The fundraiser was shut down when it seemed that there might be legal, tax-related issues about how the money could be used – but not until it had raised $400,000 dollars from sympathizers for the shooter. Did you know you could shoot an unarmed boy and collect a big reward for doing it?

— Until the U.S. Justice Department stepped in, some law enforcement officers working to contain the protests in Ferguson thought it was helpful to express their opinion of the shooting by obscuring their name badges and wearing “I am Darren Wilson” bracelets.

— Residents of Wildwood and other West County locations made it their priority  to organize a food and water drive for the policemen who were moving all their heavy military surplus equipment into Ferguson to put down the protests. According to a police spokesperson, this effort to express appreciation for police efforts to shut down the turmoil as forcibly as possible rendered the police “ecstatic.”

— St. Louis Cardinals fans really showed their colors when they responded to peaceful protesters at Monday night’s game:

At one point, an older white man starts yelling at the protesters, shouting, “That’s right! If they’d be working, we wouldn’t have this problem!” Then, the Cardinals fans begin chanting “Let’s go Cardinals!” which morphs into “Let’s go Darren!” referring to Darren Wilson, the police officer who fatally shot Brown.

Later on in the video, a woman shouts, “We’re the ones who gave all y’all the freedoms that you have!” which is a tidy way of identifying with slavers and Abraham Lincoln at the same time, covered in a thick layer of modern racism.
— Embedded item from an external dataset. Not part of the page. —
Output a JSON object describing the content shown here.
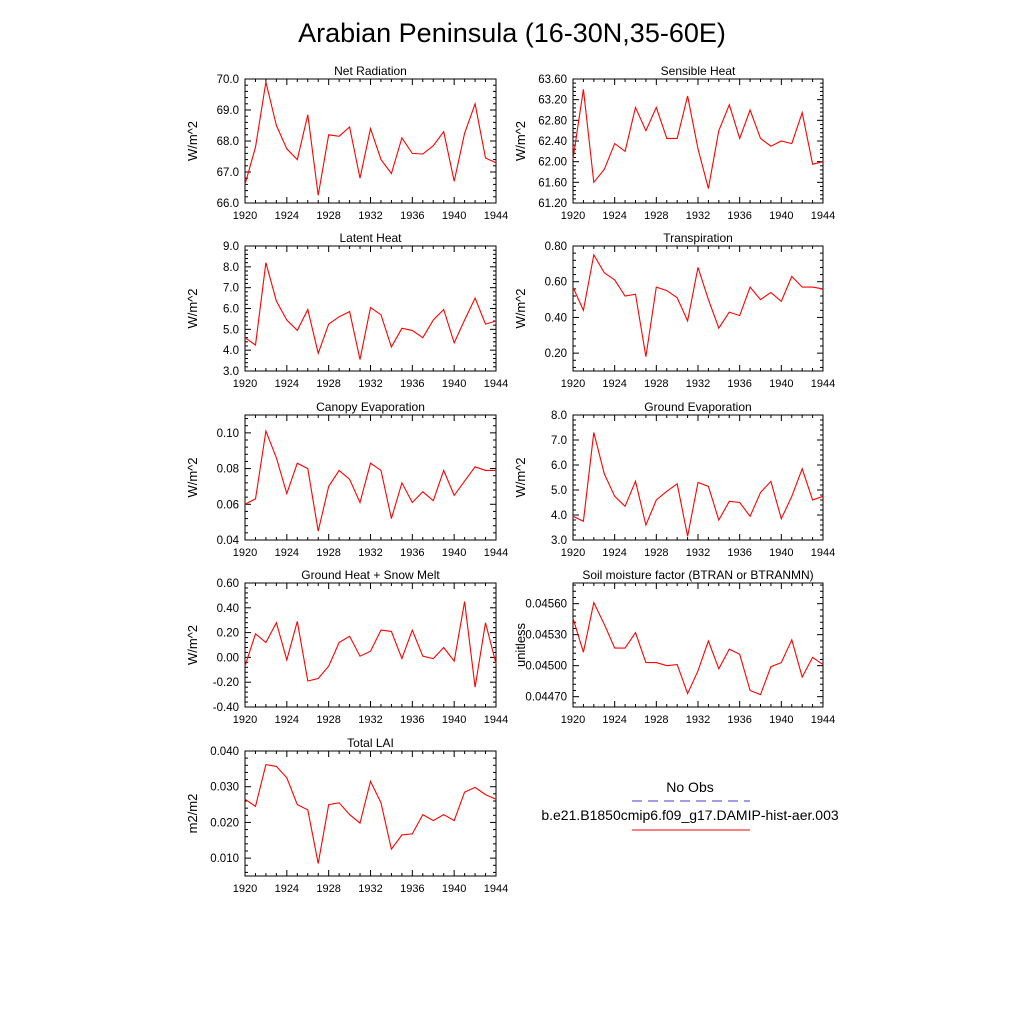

— There have also been more refined expressions of distaste for activists’ efforts to keep the issues surrounding Michael Brown’s death alive. SMP’s Michael Bersin wrote about the events at the St. Louis symphony Saturday night when a group of symphony goers inserted a “Requium for Mike Brown” before the beginning of the second act of the Brahms Requiem. According to Bersin, “they pulled this off perfectly,” and the audience was mostly sympathetic. No doubt. However, nothing is perfect and in this morning’s St. Louis Post-Dispatch “Letters” section, genteel disapprobation of what the letter writer evidently deemed an unseemly disruption reared its head:

Is Powell Hall a proper venue for a protest? I assume the protesters bought tickets for this opportunity to have their voices heard. What comes next? Can we expect such events to happen at the art museum? At Circus Flora? At a school graduation? The experience saddened me profoundly. Just like the Ferguson situation, I was left tensely unresolved.

Imagine. A man was murdered, his shooter is very unlikely to be punished, and this individual is horrified that he/she had to sit “rigidly for what felt like an eternity” during the brief protest. If he/she was left “tensely unresolved,” as opposed to as blandly indifferent as his letter implies he wishes to be, then it’s high time that the protest has invaded this refuge for well-off St. Louisians.

You want to know what is behind the events in Ferguson, read the list above and think about what it implies about the St. Louis zeitgeist. While folks do mostly get along, I suppose, it’s also true that things are not always just what they seem to be at the surface. The water can get mighty dirty when we start fishing in the depths.

* Last sentence of last paragraph and last sentence of 4th paragraph edited for clarity and style.